Instrução Normativa RFB nº 1455, de 6 de março de 2014

Estabelece regras para incidência do imposto de renda na fonte sobre rendimentos pagos a pessoas jurídicas no exterior.

A Instrução Normativa RFB nº 1455/2014 estabelece a incidência do imposto sobre a renda na fonte para rendimentos, ganhos de capital e demais proventos pagos, creditados, entregues, empregados ou remetidos a pessoas jurídicas domiciliadas no exterior por fontes situadas no Brasil. A alíquota padrão é de 15%, exceto em casos específicos onde há alíquotas diferenciadas.

Os rendimentos pagos a beneficiários domiciliados em países com tributação favorecida estão sujeitos à alíquota de 25%. Para fretes, afretamentos, aluguéis ou arrendamentos de embarcações e aeronaves estrangeiras, a alíquota é zero, desde que aprovados pelas autoridades competentes. No entanto, se o beneficiário estiver em país com tributação favorecida, a alíquota é de 25%.

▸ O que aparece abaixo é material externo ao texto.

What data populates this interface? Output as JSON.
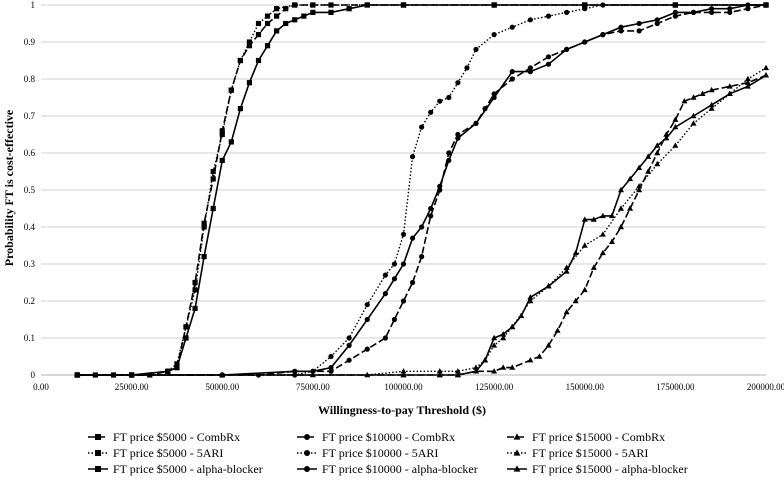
{
  "chart_data": {
    "type": "line",
    "xlabel": "Willingness-to-pay Threshold ($)",
    "ylabel": "Probability FT is cost-effective",
    "xlim": [
      0,
      200000
    ],
    "ylim": [
      0,
      1
    ],
    "x_ticks": [
      0,
      25000,
      50000,
      75000,
      100000,
      125000,
      150000,
      175000,
      200000
    ],
    "x_tick_labels": [
      "0.00",
      "25000.00",
      "50000.00",
      "75000.00",
      "100000.00",
      "125000.00",
      "150000.00",
      "175000.00",
      "200000.00"
    ],
    "y_ticks": [
      0,
      0.1,
      0.2,
      0.3,
      0.4,
      0.5,
      0.6,
      0.7,
      0.8,
      0.9,
      1
    ],
    "y_tick_labels": [
      "0",
      "0.1",
      "0.2",
      "0.3",
      "0.4",
      "0.5",
      "0.6",
      "0.7",
      "0.8",
      "0.9",
      "1"
    ],
    "grid": "horizontal",
    "legend_position": "bottom",
    "series": [
      {
        "name": "FT price $5000 - CombRx",
        "dash": "long-dash",
        "marker": "square",
        "points": [
          [
            10000,
            0
          ],
          [
            15000,
            0
          ],
          [
            20000,
            0
          ],
          [
            25000,
            0
          ],
          [
            30000,
            0
          ],
          [
            35000,
            0.01
          ],
          [
            37500,
            0.02
          ],
          [
            40000,
            0.13
          ],
          [
            42500,
            0.25
          ],
          [
            45000,
            0.41
          ],
          [
            47500,
            0.53
          ],
          [
            50000,
            0.66
          ],
          [
            52500,
            0.77
          ],
          [
            55000,
            0.85
          ],
          [
            57500,
            0.89
          ],
          [
            60000,
            0.92
          ],
          [
            62500,
            0.95
          ],
          [
            65000,
            0.97
          ],
          [
            67500,
            0.99
          ],
          [
            70000,
            1.0
          ],
          [
            75000,
            1.0
          ],
          [
            80000,
            1.0
          ],
          [
            90000,
            1.0
          ],
          [
            100000,
            1.0
          ],
          [
            125000,
            1.0
          ],
          [
            150000,
            1.0
          ],
          [
            175000,
            1.0
          ],
          [
            200000,
            1.0
          ]
        ]
      },
      {
        "name": "FT price $10000 - CombRx",
        "dash": "long-dash",
        "marker": "circle",
        "points": [
          [
            10000,
            0
          ],
          [
            25000,
            0
          ],
          [
            50000,
            0
          ],
          [
            60000,
            0
          ],
          [
            70000,
            0.01
          ],
          [
            75000,
            0.01
          ],
          [
            80000,
            0.01
          ],
          [
            85000,
            0.04
          ],
          [
            90000,
            0.07
          ],
          [
            95000,
            0.1
          ],
          [
            97500,
            0.15
          ],
          [
            100000,
            0.2
          ],
          [
            102500,
            0.25
          ],
          [
            105000,
            0.32
          ],
          [
            107500,
            0.43
          ],
          [
            110000,
            0.5
          ],
          [
            112500,
            0.6
          ],
          [
            115000,
            0.65
          ],
          [
            120000,
            0.68
          ],
          [
            122500,
            0.72
          ],
          [
            125000,
            0.76
          ],
          [
            130000,
            0.8
          ],
          [
            135000,
            0.83
          ],
          [
            140000,
            0.86
          ],
          [
            145000,
            0.88
          ],
          [
            150000,
            0.9
          ],
          [
            155000,
            0.92
          ],
          [
            160000,
            0.93
          ],
          [
            165000,
            0.93
          ],
          [
            170000,
            0.95
          ],
          [
            175000,
            0.97
          ],
          [
            180000,
            0.98
          ],
          [
            185000,
            0.98
          ],
          [
            190000,
            0.98
          ],
          [
            195000,
            0.99
          ],
          [
            200000,
            1.0
          ]
        ]
      },
      {
        "name": "FT price $15000 - CombRx",
        "dash": "long-dash",
        "marker": "triangle",
        "points": [
          [
            10000,
            0
          ],
          [
            25000,
            0
          ],
          [
            50000,
            0
          ],
          [
            75000,
            0
          ],
          [
            100000,
            0
          ],
          [
            110000,
            0
          ],
          [
            115000,
            0
          ],
          [
            120000,
            0.01
          ],
          [
            125000,
            0.01
          ],
          [
            127500,
            0.02
          ],
          [
            130000,
            0.02
          ],
          [
            135000,
            0.04
          ],
          [
            137500,
            0.05
          ],
          [
            140000,
            0.08
          ],
          [
            142500,
            0.12
          ],
          [
            145000,
            0.17
          ],
          [
            147500,
            0.2
          ],
          [
            150000,
            0.23
          ],
          [
            152500,
            0.29
          ],
          [
            155000,
            0.33
          ],
          [
            157500,
            0.36
          ],
          [
            160000,
            0.4
          ],
          [
            162500,
            0.45
          ],
          [
            165000,
            0.5
          ],
          [
            167500,
            0.55
          ],
          [
            170000,
            0.6
          ],
          [
            172500,
            0.65
          ],
          [
            175000,
            0.69
          ],
          [
            177500,
            0.74
          ],
          [
            180000,
            0.75
          ],
          [
            182500,
            0.76
          ],
          [
            185000,
            0.77
          ],
          [
            190000,
            0.78
          ],
          [
            195000,
            0.79
          ],
          [
            200000,
            0.81
          ]
        ]
      },
      {
        "name": "FT price $5000 - 5ARI",
        "dash": "dot",
        "marker": "square",
        "points": [
          [
            10000,
            0
          ],
          [
            25000,
            0
          ],
          [
            35000,
            0.01
          ],
          [
            37500,
            0.03
          ],
          [
            40000,
            0.13
          ],
          [
            42500,
            0.23
          ],
          [
            45000,
            0.4
          ],
          [
            47500,
            0.55
          ],
          [
            50000,
            0.65
          ],
          [
            52500,
            0.77
          ],
          [
            55000,
            0.85
          ],
          [
            57500,
            0.9
          ],
          [
            60000,
            0.95
          ],
          [
            62500,
            0.97
          ],
          [
            65000,
            0.99
          ],
          [
            70000,
            1.0
          ],
          [
            75000,
            1.0
          ],
          [
            100000,
            1.0
          ],
          [
            125000,
            1.0
          ],
          [
            150000,
            1.0
          ],
          [
            175000,
            1.0
          ],
          [
            200000,
            1.0
          ]
        ]
      },
      {
        "name": "FT price $10000 - 5ARI",
        "dash": "dot",
        "marker": "circle",
        "points": [
          [
            10000,
            0
          ],
          [
            50000,
            0
          ],
          [
            70000,
            0
          ],
          [
            75000,
            0.01
          ],
          [
            80000,
            0.05
          ],
          [
            85000,
            0.1
          ],
          [
            90000,
            0.19
          ],
          [
            95000,
            0.27
          ],
          [
            97500,
            0.3
          ],
          [
            100000,
            0.38
          ],
          [
            102500,
            0.59
          ],
          [
            105000,
            0.67
          ],
          [
            107500,
            0.71
          ],
          [
            110000,
            0.74
          ],
          [
            112500,
            0.75
          ],
          [
            115000,
            0.79
          ],
          [
            117500,
            0.83
          ],
          [
            120000,
            0.88
          ],
          [
            125000,
            0.92
          ],
          [
            130000,
            0.94
          ],
          [
            135000,
            0.96
          ],
          [
            140000,
            0.97
          ],
          [
            145000,
            0.98
          ],
          [
            150000,
            0.99
          ],
          [
            155000,
            1.0
          ],
          [
            175000,
            1.0
          ],
          [
            200000,
            1.0
          ]
        ]
      },
      {
        "name": "FT price $15000 - 5ARI",
        "dash": "dot",
        "marker": "triangle",
        "points": [
          [
            10000,
            0
          ],
          [
            50000,
            0
          ],
          [
            90000,
            0
          ],
          [
            100000,
            0.01
          ],
          [
            110000,
            0.01
          ],
          [
            115000,
            0.01
          ],
          [
            120000,
            0.02
          ],
          [
            122500,
            0.04
          ],
          [
            125000,
            0.08
          ],
          [
            127500,
            0.1
          ],
          [
            130000,
            0.13
          ],
          [
            135000,
            0.2
          ],
          [
            140000,
            0.24
          ],
          [
            145000,
            0.29
          ],
          [
            150000,
            0.35
          ],
          [
            155000,
            0.38
          ],
          [
            160000,
            0.45
          ],
          [
            165000,
            0.51
          ],
          [
            170000,
            0.57
          ],
          [
            175000,
            0.62
          ],
          [
            180000,
            0.68
          ],
          [
            185000,
            0.72
          ],
          [
            190000,
            0.76
          ],
          [
            195000,
            0.8
          ],
          [
            200000,
            0.83
          ]
        ]
      },
      {
        "name": "FT price $5000 - alpha-blocker",
        "dash": "solid",
        "marker": "square",
        "points": [
          [
            10000,
            0
          ],
          [
            25000,
            0
          ],
          [
            35000,
            0.01
          ],
          [
            37500,
            0.02
          ],
          [
            40000,
            0.1
          ],
          [
            42500,
            0.18
          ],
          [
            45000,
            0.32
          ],
          [
            47500,
            0.45
          ],
          [
            50000,
            0.58
          ],
          [
            52500,
            0.63
          ],
          [
            55000,
            0.72
          ],
          [
            57500,
            0.79
          ],
          [
            60000,
            0.85
          ],
          [
            62500,
            0.89
          ],
          [
            65000,
            0.93
          ],
          [
            67500,
            0.95
          ],
          [
            70000,
            0.96
          ],
          [
            72500,
            0.97
          ],
          [
            75000,
            0.98
          ],
          [
            80000,
            0.98
          ],
          [
            85000,
            0.99
          ],
          [
            90000,
            1.0
          ],
          [
            100000,
            1.0
          ],
          [
            125000,
            1.0
          ],
          [
            150000,
            1.0
          ],
          [
            175000,
            1.0
          ],
          [
            200000,
            1.0
          ]
        ]
      },
      {
        "name": "FT price $10000 - alpha-blocker",
        "dash": "solid",
        "marker": "circle",
        "points": [
          [
            10000,
            0
          ],
          [
            50000,
            0
          ],
          [
            70000,
            0.01
          ],
          [
            75000,
            0.01
          ],
          [
            80000,
            0.02
          ],
          [
            85000,
            0.08
          ],
          [
            90000,
            0.15
          ],
          [
            95000,
            0.22
          ],
          [
            97500,
            0.26
          ],
          [
            100000,
            0.3
          ],
          [
            102500,
            0.37
          ],
          [
            105000,
            0.4
          ],
          [
            107500,
            0.45
          ],
          [
            110000,
            0.51
          ],
          [
            112500,
            0.58
          ],
          [
            115000,
            0.64
          ],
          [
            120000,
            0.68
          ],
          [
            125000,
            0.75
          ],
          [
            130000,
            0.82
          ],
          [
            135000,
            0.82
          ],
          [
            140000,
            0.84
          ],
          [
            145000,
            0.88
          ],
          [
            150000,
            0.9
          ],
          [
            155000,
            0.92
          ],
          [
            160000,
            0.94
          ],
          [
            165000,
            0.95
          ],
          [
            170000,
            0.96
          ],
          [
            175000,
            0.98
          ],
          [
            180000,
            0.98
          ],
          [
            185000,
            0.99
          ],
          [
            190000,
            0.99
          ],
          [
            195000,
            1.0
          ],
          [
            200000,
            1.0
          ]
        ]
      },
      {
        "name": "FT price $15000 - alpha-blocker",
        "dash": "solid",
        "marker": "triangle",
        "points": [
          [
            10000,
            0
          ],
          [
            50000,
            0
          ],
          [
            100000,
            0
          ],
          [
            110000,
            0
          ],
          [
            115000,
            0
          ],
          [
            120000,
            0.01
          ],
          [
            122500,
            0.04
          ],
          [
            125000,
            0.1
          ],
          [
            127500,
            0.11
          ],
          [
            130000,
            0.13
          ],
          [
            132500,
            0.16
          ],
          [
            135000,
            0.21
          ],
          [
            140000,
            0.24
          ],
          [
            145000,
            0.28
          ],
          [
            147500,
            0.33
          ],
          [
            150000,
            0.42
          ],
          [
            152500,
            0.42
          ],
          [
            155000,
            0.43
          ],
          [
            157500,
            0.43
          ],
          [
            160000,
            0.5
          ],
          [
            162500,
            0.53
          ],
          [
            165000,
            0.56
          ],
          [
            167500,
            0.59
          ],
          [
            170000,
            0.62
          ],
          [
            172500,
            0.64
          ],
          [
            175000,
            0.67
          ],
          [
            180000,
            0.7
          ],
          [
            185000,
            0.73
          ],
          [
            190000,
            0.76
          ],
          [
            195000,
            0.78
          ],
          [
            200000,
            0.81
          ]
        ]
      }
    ]
  }
}
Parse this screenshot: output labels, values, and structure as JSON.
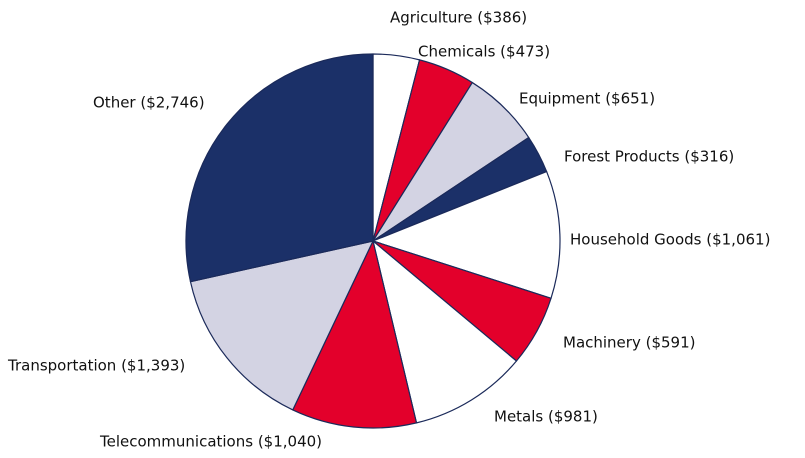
{
  "chart_data": {
    "type": "pie",
    "categories": [
      "Agriculture ($386)",
      "Chemicals ($473)",
      "Equipment ($651)",
      "Forest Products ($316)",
      "Household Goods ($1,061)",
      "Machinery ($591)",
      "Metals ($981)",
      "Telecommunications ($1,040)",
      "Transportation ($1,393)",
      "Other ($2,746)"
    ],
    "values": [
      386,
      473,
      651,
      316,
      1061,
      591,
      981,
      1040,
      1393,
      2746
    ],
    "colors": [
      "#ffffff",
      "#e3002b",
      "#d3d3e3",
      "#1b3068",
      "#ffffff",
      "#e3002b",
      "#ffffff",
      "#e3002b",
      "#d3d3e3",
      "#1b3068"
    ]
  }
}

Para contratos de afretamento ou aluguel de embarcações marítimas e prestação de serviços relacionados à exploração de petróleo ou gás natural, a alíquota zero é limitada a percentuais específicos do valor total dos contratos, variando de 65% a 85% dependendo do tipo de embarcação. A parcela que exceder esses limites está sujeita à alíquota de 15% ou 25% se o beneficiário estiver em país com tributação favorecida.

Comissões pagas por exportadores a agentes no exterior têm alíquota zero, desde que registradas no Sistema Integrado de Comércio Exterior (Siscomex). Despesas com promoção de produtos e serviços brasileiros no exterior também têm alíquota zero, desde que registradas no Sistema de Registro de Informações de Promoção (Sisprom).

Juros de empréstimos contraídos em países que mantêm acordos com o Brasil estão sujeitos à alíquota de 15%. Juros de desconto de cambiais de exportação e comissões inerentes a essas cambiais têm alíquota zero. Juros sobre o capital próprio pagos a beneficiários no exterior estão sujeitos à alíquota de 15%, ou 25% se o beneficiário estiver em país com tributação favorecida.

A Instrução Normativa também trata de outras situações específicas, como rendimentos de serviços técnicos, assistência técnica e royalties, que têm alíquota de 15%, e rendimentos do trabalho e prestação de serviços em geral, que têm alíquota de 25%. Ganhos de capital auferidos por pessoas jurídicas domiciliadas no exterior estão sujeitos a alíquotas progressivas de 15% a 22,5%, dependendo do valor do ganho.

A norma entrou em vigor na data de sua publicação e revogou a Instrução Normativa SRF nº 252/2002.